A maneira como o artista encara a exposição tem a ver com o espaço físico da galeria, as suas paredes, as suas perspectivas - o seu chão. Arriscando abusar da noção de coreografia, pode no entanto dizer-se que há uma consciência de treinar o corpo frágil do desenho, por vezes suspenso sobre o chão ou apoiado na parede a encontrar a sua própria força. Por isso é habitual Diogo Pimentão acabar as obras que começa no atelier durante a montagem, resolvendo-as na galeria - o atelier funciona como um espaço de repetições e a galeria o palco. O material é habitualmente o papel, essa matéria submetida ao destino de se desfazer simbolicamente da sua matéria para se fazer superfície. As suas obras Participle #1 e Participle #2 são de papel espesso coberto de riscos formando como uma pele metálica, que o artista dobra ou arqueia de modo a levá-la a determinada forma modular - no caso da presente exposição, são finos paralelepípedos. Os limites e as surpresas da sua maleabilidade, como o coreógrafo e os seus dançarinos, produzem formas inesperadas. Tal como o corpo de um performer, o papel é também um espaço em si, intenso, uma concentração de experiências e
acontecimentos. Daí Disclosure (2015) ser uma forma que se dobra sobre si mesma, sem início nem fim.

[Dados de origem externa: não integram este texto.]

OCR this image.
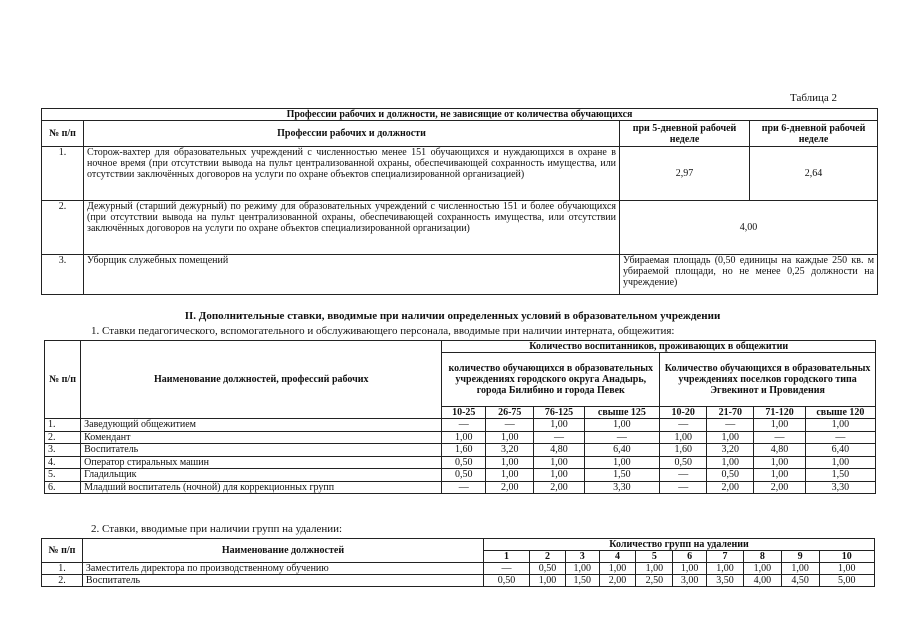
Таблица 2
Профессии рабочих и должности, не зависящие от количества обучающихся			
№ п/п	Профессии рабочих и должности	при 5-дневной рабочей неделе	при 6-дневной рабочей неделе
1.	Сторож-вахтер для образовательных учреждений с численностью менее 151 обучающихся и нуждающихся в охране в ночное время (при отсутствии вывода на пульт централизованной охраны, обеспечивающей сохранность имущества, или отсутствии заключённых договоров на услуги по охране объектов специализированной организацией)	2,97	2,64
2.	Дежурный (старший дежурный) по режиму для образовательных учреждений с численностью 151 и более обучающихся (при отсутствии вывода на пульт централизованной охраны, обеспечивающей сохранность имущества, или отсутствии заключённых договоров на услуги по охране объектов специализированной организации)	4,00	
3.	Уборщик служебных помещений	Убираемая площадь (0,50 единицы на каждые 250 кв. м убираемой площади, но не менее 0,25 должности на учреждение)	
II. Дополнительные ставки, вводимые при наличии определенных условий в образовательном учреждении
1. Ставки педагогического, вспомогательного и обслуживающего персонала, вводимые при наличии интерната, общежития:
№ п/п	Наименование должностей, профессий рабочих	Количество воспитанников, проживающих в общежитии							
		количество обучающихся в образовательных учреждениях городского округа Анадырь, города Билибино и города Певек				Количество обучающихся в образовательных учреждениях поселков городского типа Эгвекинот и Провидения			
		10-25	26-75	76-125	свыше 125	10-20	21-70	71-120	свыше 120
1.	Заведующий общежитием	—	—	1,00	1,00	—	—	1,00	1,00
2.	Комендант	1,00	1,00	—	—	1,00	1,00	—	—
3.	Воспитатель	1,60	3,20	4,80	6,40	1,60	3,20	4,80	6,40
4.	Оператор стиральных машин	0,50	1,00	1,00	1,00	0,50	1,00	1,00	1,00
5.	Гладильщик	0,50	1,00	1,00	1,50	—	0,50	1,00	1,50
6.	Младший воспитатель (ночной) для коррекционных групп	—	2,00	2,00	3,30	—	2,00	2,00	3,30
2. Ставки, вводимые при наличии групп на удалении:
№ п/п	Наименование должностей	Количество групп на удалении									
		1	2	3	4	5	6	7	8	9	10
1.	Заместитель директора по производственному обучению	—	0,50	1,00	1,00	1,00	1,00	1,00	1,00	1,00	1,00
2.	Воспитатель	0,50	1,00	1,50	2,00	2,50	3,00	3,50	4,00	4,50	5,00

In (visible) #1 e #2 radicalizam um outro conjunto de obras, que Diogo Pimentão tem vindo a fazer há uma década. Este nasce do reconhecimento do chão do atelier como um desenho invertido, espaço de resíduo dos movimentos e da matéria dos desenhos.
Desta forma, o artista retirou a película plástica que protegia o chão e recolhera o grafite, o gesso, o pó e as pegadas, fragmento a fragmento. De seguida, transferiu cada pedaço do plástico para uma folha. Invertido, o chão do desenho é absorvido pela preparado da folha e toma corpo. Apresenta a sua face escondida, que esteve comprimida entre o ar e o objecto - uma superfície que se revela.